I decide to do a series of images of my left breast. I smother it with paint and make imprints on the paper. I want to portray a sense of decay and death but it just looks beautiful. Like a joyful dance of breasts.  Full of colour. Each breast imprint is so beautiful with layers of colour. They remind me of a gang of parrots and lorikeets with their bright colours and alert eyes, formed by my nipple. It seems a great way to immortalize my nipple to have it captured in such a joyful, colourful manner.

The DCIS Booklet

I read the booklet on DCIS and am blown away by the presentation of the data on treatment outcomes, in which 🙂  symbol is used to represent survival and
😦 symbol to represent death. I think, well I guess you would be a bit sad if you die!

A week after my surgery I visit my surgeon to get my pathology results. I’m confident everything will be okay. My surgeon blasts through my confident exterior when she says I’ll need more surgery. I don’t have clear margins. She’ll need to take a bit more. She draws me another diagram illustrating how she’ll just need to take a slightly larger incision.

She operates two weeks later. It is frustrating knowing that my healing breast will be again be cut into. I know the nurses and the drill. Although I hate having an anaesthetic it all goes well and I’m back home that night tucking into a delicious dinner.

I attend my follow-up appointment curious to see whether I will need to have radiotherapy. My daughter insists on coming with me even though I told her I don’t need her as it will be just be a standard follow up. The nurse checks my wound and says its healing well. I still haven’t seen my scar as I have had dressings on it all the time. I’m curious to see how I will look. I guess I can get a false nipple to wear; I’d seen an episode of “Sex in the City” in which one of the characters had worn one to attract men.

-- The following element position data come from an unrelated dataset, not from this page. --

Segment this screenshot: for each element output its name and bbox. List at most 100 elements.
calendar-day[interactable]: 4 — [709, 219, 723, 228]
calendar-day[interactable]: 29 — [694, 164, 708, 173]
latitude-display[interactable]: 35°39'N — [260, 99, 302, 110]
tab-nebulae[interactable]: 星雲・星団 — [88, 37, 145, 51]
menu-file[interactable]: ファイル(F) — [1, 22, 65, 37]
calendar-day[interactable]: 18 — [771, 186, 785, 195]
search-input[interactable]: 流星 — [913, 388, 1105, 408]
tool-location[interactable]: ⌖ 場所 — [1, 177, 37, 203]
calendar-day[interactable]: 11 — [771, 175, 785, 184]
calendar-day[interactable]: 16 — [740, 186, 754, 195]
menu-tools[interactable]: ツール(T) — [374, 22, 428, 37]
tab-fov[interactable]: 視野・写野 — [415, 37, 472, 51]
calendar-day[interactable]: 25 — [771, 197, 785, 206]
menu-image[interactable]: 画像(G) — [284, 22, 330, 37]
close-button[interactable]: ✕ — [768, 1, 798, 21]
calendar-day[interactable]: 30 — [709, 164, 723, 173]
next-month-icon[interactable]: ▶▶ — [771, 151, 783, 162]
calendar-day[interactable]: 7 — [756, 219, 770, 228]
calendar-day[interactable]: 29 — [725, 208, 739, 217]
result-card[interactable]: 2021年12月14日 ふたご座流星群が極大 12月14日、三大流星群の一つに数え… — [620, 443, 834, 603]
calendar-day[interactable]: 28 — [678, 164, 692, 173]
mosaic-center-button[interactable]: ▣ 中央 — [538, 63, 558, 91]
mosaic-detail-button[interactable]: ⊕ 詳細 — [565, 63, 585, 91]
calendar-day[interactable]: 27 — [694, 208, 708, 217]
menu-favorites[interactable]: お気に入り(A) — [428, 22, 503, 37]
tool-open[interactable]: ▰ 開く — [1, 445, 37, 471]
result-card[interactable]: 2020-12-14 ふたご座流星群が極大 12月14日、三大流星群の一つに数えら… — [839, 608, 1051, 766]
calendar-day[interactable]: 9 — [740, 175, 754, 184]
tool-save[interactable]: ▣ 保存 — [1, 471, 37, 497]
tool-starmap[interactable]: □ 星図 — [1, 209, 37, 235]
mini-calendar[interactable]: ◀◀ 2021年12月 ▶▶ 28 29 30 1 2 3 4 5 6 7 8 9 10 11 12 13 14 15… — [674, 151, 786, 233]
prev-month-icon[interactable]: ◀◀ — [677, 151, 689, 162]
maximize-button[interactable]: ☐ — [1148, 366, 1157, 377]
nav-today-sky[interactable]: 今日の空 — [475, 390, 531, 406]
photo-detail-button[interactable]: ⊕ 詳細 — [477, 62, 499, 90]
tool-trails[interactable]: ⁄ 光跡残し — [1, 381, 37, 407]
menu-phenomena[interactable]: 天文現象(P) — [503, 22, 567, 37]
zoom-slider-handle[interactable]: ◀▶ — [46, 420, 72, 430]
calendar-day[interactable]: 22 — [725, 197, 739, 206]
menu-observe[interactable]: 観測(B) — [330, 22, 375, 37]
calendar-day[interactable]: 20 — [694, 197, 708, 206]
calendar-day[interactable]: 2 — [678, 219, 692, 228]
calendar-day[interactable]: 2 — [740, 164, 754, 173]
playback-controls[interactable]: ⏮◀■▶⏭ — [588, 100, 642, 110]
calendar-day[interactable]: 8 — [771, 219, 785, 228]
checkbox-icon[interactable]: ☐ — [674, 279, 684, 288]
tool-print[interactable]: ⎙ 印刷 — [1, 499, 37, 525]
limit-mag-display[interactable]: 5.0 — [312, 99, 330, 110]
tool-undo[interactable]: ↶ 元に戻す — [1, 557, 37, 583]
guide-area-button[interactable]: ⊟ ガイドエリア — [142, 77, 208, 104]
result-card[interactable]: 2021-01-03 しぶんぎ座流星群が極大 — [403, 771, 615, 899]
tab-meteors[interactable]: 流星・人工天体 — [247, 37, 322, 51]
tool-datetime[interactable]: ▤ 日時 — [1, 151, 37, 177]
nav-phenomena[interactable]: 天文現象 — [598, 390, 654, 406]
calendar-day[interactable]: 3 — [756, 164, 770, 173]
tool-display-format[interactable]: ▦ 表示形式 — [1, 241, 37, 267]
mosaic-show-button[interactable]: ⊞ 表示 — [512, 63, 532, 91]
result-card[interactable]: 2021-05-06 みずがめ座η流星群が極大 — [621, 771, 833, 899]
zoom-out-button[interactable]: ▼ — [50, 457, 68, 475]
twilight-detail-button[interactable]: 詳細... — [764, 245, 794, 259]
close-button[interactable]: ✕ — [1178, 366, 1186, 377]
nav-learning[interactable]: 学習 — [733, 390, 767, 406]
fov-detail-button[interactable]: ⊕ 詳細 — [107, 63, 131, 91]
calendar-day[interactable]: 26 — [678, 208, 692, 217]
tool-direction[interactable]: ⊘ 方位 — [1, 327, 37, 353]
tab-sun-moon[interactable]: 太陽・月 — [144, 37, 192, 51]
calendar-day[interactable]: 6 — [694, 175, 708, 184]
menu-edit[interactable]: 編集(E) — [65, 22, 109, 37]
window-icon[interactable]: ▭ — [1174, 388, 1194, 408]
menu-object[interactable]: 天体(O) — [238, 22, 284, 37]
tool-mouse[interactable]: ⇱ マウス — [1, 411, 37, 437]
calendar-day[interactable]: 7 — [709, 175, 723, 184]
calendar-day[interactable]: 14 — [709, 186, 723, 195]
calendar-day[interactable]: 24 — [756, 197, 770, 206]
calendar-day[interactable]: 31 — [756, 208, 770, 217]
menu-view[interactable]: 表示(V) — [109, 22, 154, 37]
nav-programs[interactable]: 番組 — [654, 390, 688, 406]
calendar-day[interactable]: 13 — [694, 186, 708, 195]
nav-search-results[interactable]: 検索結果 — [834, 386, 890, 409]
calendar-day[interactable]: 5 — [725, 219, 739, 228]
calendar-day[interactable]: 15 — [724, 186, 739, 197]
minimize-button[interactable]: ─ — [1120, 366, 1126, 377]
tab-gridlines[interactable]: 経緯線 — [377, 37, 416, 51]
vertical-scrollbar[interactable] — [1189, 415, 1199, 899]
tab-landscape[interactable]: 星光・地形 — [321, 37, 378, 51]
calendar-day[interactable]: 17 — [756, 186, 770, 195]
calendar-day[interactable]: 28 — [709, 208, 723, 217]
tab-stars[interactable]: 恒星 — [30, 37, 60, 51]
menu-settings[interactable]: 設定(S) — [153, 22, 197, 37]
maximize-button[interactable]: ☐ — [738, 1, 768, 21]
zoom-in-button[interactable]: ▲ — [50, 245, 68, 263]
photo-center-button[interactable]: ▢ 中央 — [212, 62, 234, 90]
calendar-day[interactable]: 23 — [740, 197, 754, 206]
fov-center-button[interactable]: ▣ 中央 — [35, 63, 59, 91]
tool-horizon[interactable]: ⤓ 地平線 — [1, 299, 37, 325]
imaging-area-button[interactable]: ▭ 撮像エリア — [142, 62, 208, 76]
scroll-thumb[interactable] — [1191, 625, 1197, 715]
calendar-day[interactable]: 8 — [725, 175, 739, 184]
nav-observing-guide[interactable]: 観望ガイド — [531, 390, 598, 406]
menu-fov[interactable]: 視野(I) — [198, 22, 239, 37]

We wait in the room for the surgeon, eventually she walks in her expression as inscrutable as ever. She sits down and says, “it is totally unexpected but we still didn’t get clear margins. We will need to take the whole breast off to ensure you are clear. It has been growing so stealthily without being picked up by any of our tests, we would never know what was happening.” You will have to have a mastectomy. I was in complete shock! Here I have been worrying so much about how I would be without a nipple and now I am going to have my breast cut off! Suddenly the aesthetics seem so less important than living or dying.

The day before my operation I have another appointment with my surgeon. The nurse shows me different prosthesis I could use and gives me a free Berlie mastectomy bra.  It finally hits me there in her office. By this time tomorrow I will no longer have my left breast. My surgeon asked me what sort of mastectomy I want. Whether a clean cut to the chest wall or one that entailed a smaller incision and retained some skin so that I could have a reconstruction later. I don’t know! Part of me would like to have a clean excision to my chest wall and proudly bear my scar. But another part of me would like to keep the option of having a breast reconstruction later. She then asks me whether I want to have the lymph nodes that the breast drains into removed. I DON”T KNOW! This is all too much.

For the first time she doesn’t sound so confident that the pathology will be clear after my breast is removed. I guess her confidence is dented as well. The prospect of me having invasive cancer now seems like an option. For the first time I am scared! I don’t want to die! Not yet! When is a right time to die? My previous concerns about losing a nipple seem less significant and my concerns about having slightly sagging breasts now appear truly trivial.  I walk out of the clinic with my nice pink Berlie gift bag. I feel others compassionate glances as they know this means I’m having a mastectomy.